Lebih jauh Juniarso pun menyampaikan bahwa Pemkot Bandung belum memiliki auditor bangunan.
“Jadi seperti ini ada orang membangun dari sisi kontruksi aman tidak? Tidak bisa dipastikan, jadi hanya secara visual saja terlihat, tapi bagaimana keamanannya, kontruksinya, apakah penulangan-nya sudah benar, pembetonan-nya sudah benar, pembuatan pondasi sudah benar, ini belum ada,” ungkapnya.
“Seharusanya ada, untuk bangunan gedung yang besar memang ada tim penilai bangunan, ada tim ada arsiteknya, kontruksi tapi untuk yang kecil seperti pemukiman yang menyebar ini belum ada,” tuturnya.
Padahal kehadiran auditor sendiri berdasarkan amanat menteri PUPR no 15 tahun 2018, mengenai penilik bangunan atau building inspektur.
Alasan dibuatkan perda PBG itu sendiri guna memberikan kepastian hukum, legalitas bangunan terjamin, kenyamanan, ketenangan, dan keamanannya bagi pemilik gedung, sehingga betul-betul terjamin oleh pemerintah.
Tetapi masalahnya ini peraturan baru di masyarakat sehingga perlu ada sosialisasi yang lebih intensif. IMB atau PBG ini lebih pada persetujuan artinya inisiatif masyarakat.
Masih kata Juniarso, yang kemudian jadi permasalahan yakni sarana prasarana. Dan ia akui, tidak semua wilayah sudah terbangun akses jalan atau drainase.

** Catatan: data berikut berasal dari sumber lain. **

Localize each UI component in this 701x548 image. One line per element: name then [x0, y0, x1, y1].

“Ya jadi ada memang satu kawasan jalannya sudah ada dan ada juga yang belum. Kemudian juga drainase saluran, penggelontoran. Ada kalanya ada permohonan untuk dibangun rumah tetapi disana belum dibangun jalan dan drainase kan ini sulit. Karena jalan dan drainase harus dibangun pemerintah sebetulnya tapi kalau untuk kepentingan pengembang perumahan nanti si pengembang ini menyediakan baik itu jalan, drainase, taman lingkungan dan sebagainya,” bebernya.
Kadaluarsa PBG sendiri kata Juniarso, sebenarnya harus diperbaharui setiap melakukan pembangun terutama bila berubah semisal menambah lantai dari pembangunan awal.
Namun perlu diingat berdasarkan tata ruang peruntukan rumah tinggal tidak bisa digunakan usaha. Karena jika tidak sesuai peruntukan maka ijin susah keluar.
Lebih jauh kata Juniarso, diperlukan juga pendampingan online atau sistem digital untuk masyarakat saat mengajukan PBG. Sedang untuk offline jangan ada kontak dengan petugas karena bisa menjadi masalah.
Selain kendala-kendala tersebut, Juniarso menyayangkan sejak perda ini kepastian hukum atau tindak lanjut surat bukti kepemilikan gedung ini belum ada yang terbit.
“Perda perlu ada tindak lanjut, perincian, breakdown dari perda itu berupa perwal, supaya pengaturan teknis ada panduannya penilik bangunan auditor belum ada,” tutupnya.